COLUMN: Dissecting the beauty of the home run call
The words “it is” can make up the most exciting single moment in sports. Here’s why.
It iiiiissss…
Do you even need to read the third word of that sentence to understand? The third word used can vary — it is usually the word ‘gone,’ but sometimes it’s even longer and features a fourth word, like ‘outta here’ or simply ‘a homer’ — but whatever words the announcer selects, they always get the sentiment across.
The words “it is” can make up the most exciting single moment in sports. The words “it is,” when spoken the right way — whether through the crunchy static of an ancient radio mic or transmitted instantly via crystal clear, high-tech television speakers — can mean everything.
They are part of an intoxicating verbal cocktail, one equally familiar and unique each time around, that never ceases to amaze: the home run call.
A top shelf piece of home run commentary must be carefully crafted, a process that begins long before the words “it is” ever leave the announcer’s mouth.
No, it begins with the swing. This is the most malleable cog of the home run call, one the announcer has no control over but which impacts everything. Sometimes the crack of the bat alone is enough to identify a certain home run call. The sound of the swing — or sometimes the sound of the splinters, in the case of a rare broken-bat home run from Bryce Harper or Barry Bonds — can be almost as iconic as an announcer’s tone on occasion.
The swing, while sometimes a crucial prelude, also produces the next crucial aspect of the home run call: the flight path. In itself, the arc of the hit is not the most important, though the eventual landing spot of some long balls makes them more memorable — the recent walk-off home run by Cedanne Rafaela that was weakly tucked just inside of Fenway Park’s “Pesky’s Pole,” for instance.
But the course a baseball takes to the stands is important instead because it determines, in a rapid flash of seconds sometimes too quick to be truly consciously comprehended, how the call begins.
Some home runs are close calls — wall scrapers, balls that bounce off of gloves (or heads, a la Jose Canseco). These begin with the announcer not changing his tone as the ball is struck, opting to wait beyond the initial instants of incline for more information as the ball rises.
Calls like this unfold slowly but surely as the ball gets closer to the wall, with commentators getting more and more certain the ball will leave the yard, voices escalating. Others in which the ball is crushed ascend to peak intensity instantly.
Regardless of how it is reached, it is at this point that we approach the impetus for this anatomy of the home run call, those two familiar words: “it is.”

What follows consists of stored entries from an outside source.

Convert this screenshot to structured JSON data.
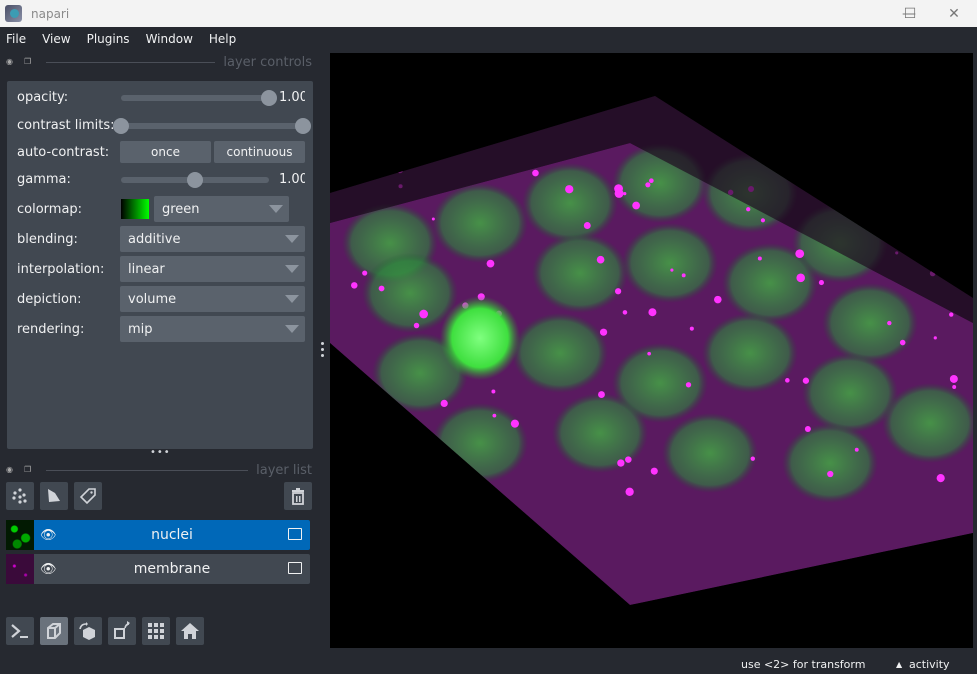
{
  "window": {
    "title": "napari",
    "minimize": "—",
    "maximize": "☐",
    "close": "✕"
  },
  "menubar": {
    "items": [
      "File",
      "View",
      "Plugins",
      "Window",
      "Help"
    ]
  },
  "layer_controls": {
    "header": "layer controls",
    "opacity": {
      "label": "opacity:",
      "value": "1.00",
      "fraction": 1.0
    },
    "contrast_limits": {
      "label": "contrast limits:",
      "low_fraction": 0.0,
      "high_fraction": 1.0
    },
    "auto_contrast": {
      "label": "auto-contrast:",
      "once": "once",
      "continuous": "continuous"
    },
    "gamma": {
      "label": "gamma:",
      "value": "1.00",
      "fraction": 0.5
    },
    "colormap": {
      "label": "colormap:",
      "value": "green",
      "swatch_color": "#00ff00"
    },
    "blending": {
      "label": "blending:",
      "value": "additive"
    },
    "interpolation": {
      "label": "interpolation:",
      "value": "linear"
    },
    "depiction": {
      "label": "depiction:",
      "value": "volume"
    },
    "rendering": {
      "label": "rendering:",
      "value": "mip"
    }
  },
  "layer_list": {
    "header": "layer list",
    "layers": [
      {
        "name": "nuclei",
        "selected": true,
        "thumb_color": "#00c000"
      },
      {
        "name": "membrane",
        "selected": false,
        "thumb_color": "#c000c0"
      }
    ]
  },
  "colors": {
    "selected": "#0068b8",
    "panel": "#414851",
    "background": "#262930",
    "accent_green": "#00ff00",
    "accent_magenta": "#ff00ff"
  },
  "status": {
    "hint": "use <2> for transform",
    "activity": "activity"
  }
}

That exact terminology is not always used. Sometimes “it is” gets shortened to “it’s,” other times a bit of length is added with “that ball is.” Baseball fans likely remember the alteration “she is” from quite a few calls, though it’s hard not to hear it in the voice of Vin Scully calling Kirk Gibson’s gimpy game-winner in the 1988 World Series.
The variations on the “it is,” of course, offer signature touches for our favorite, most outta-here orators. The Athletics’ Glen Kuiper is easily identified not just by his gravelly vocals but his use of “that baby is gone.” Just across the bridge in the Bay Area, legendary Giants man Jon Miller often puts things in another language with his “adioooooooos pelota!”
Then there are calls with entirely transportive sentences. FOX announcer Joe Davis has trademarked this in recent World Series games with his “this game has been turned upside down” for Yordan Alvarez in 2022 and “the legend grows” on Adolis Garcia’s walk-off for the Rangers in 2023.
The calls without a patented spot of lingo, however, are much more effective at their best.
Perhaps a piece of home run audio without a calling card is common, but when the call has an extra bit of juice and is memorable without the stamp of a sentence or slang term — that’s when an audio file gets etched into history.
Take the Vin Scully call of the walk-off shot from Gibson, in which listeners and viewers are treated to the minute detail that completes the concoction of the home run call… those extra syllables.
Scully stretches the word “is,” just as the ball clears the wall. It is not egregious or distracting, but it is enough.
When the words “it is” unravel, they become the pinnacle of sports potency. The plasticized pronunciation of “iiiiiiiisss” keeps us levitating, floating just as the ball is — the baseball and our minds hang there, rapt, enamored by America’s pastime and the anticipation of its coup de grace.
For one of the most monolithic moonshots in recent Atlanta Braves history, Ronald Acuña Jr.’s postseason grand slam in 2018, then-Braves radio announcer Jim Powell’s voice rose as soon as the ball left the bat. As Ronald’s earth-shattering slam left the yard, Powell did the opposite of Scully and shortened the “it is” to “it’s,” instead choosing to elongate the word “goooooonnnee,” a stroke of genius.
The space between “it is” and “gone” by Powell here, though merely a few seconds long, feels just about large enough to drive a U-Haul truck through. It is baseball, and baseball commentary, at its goosebump-inducing finest.
For home run calls, the words matter — but the spaces between them make all the difference.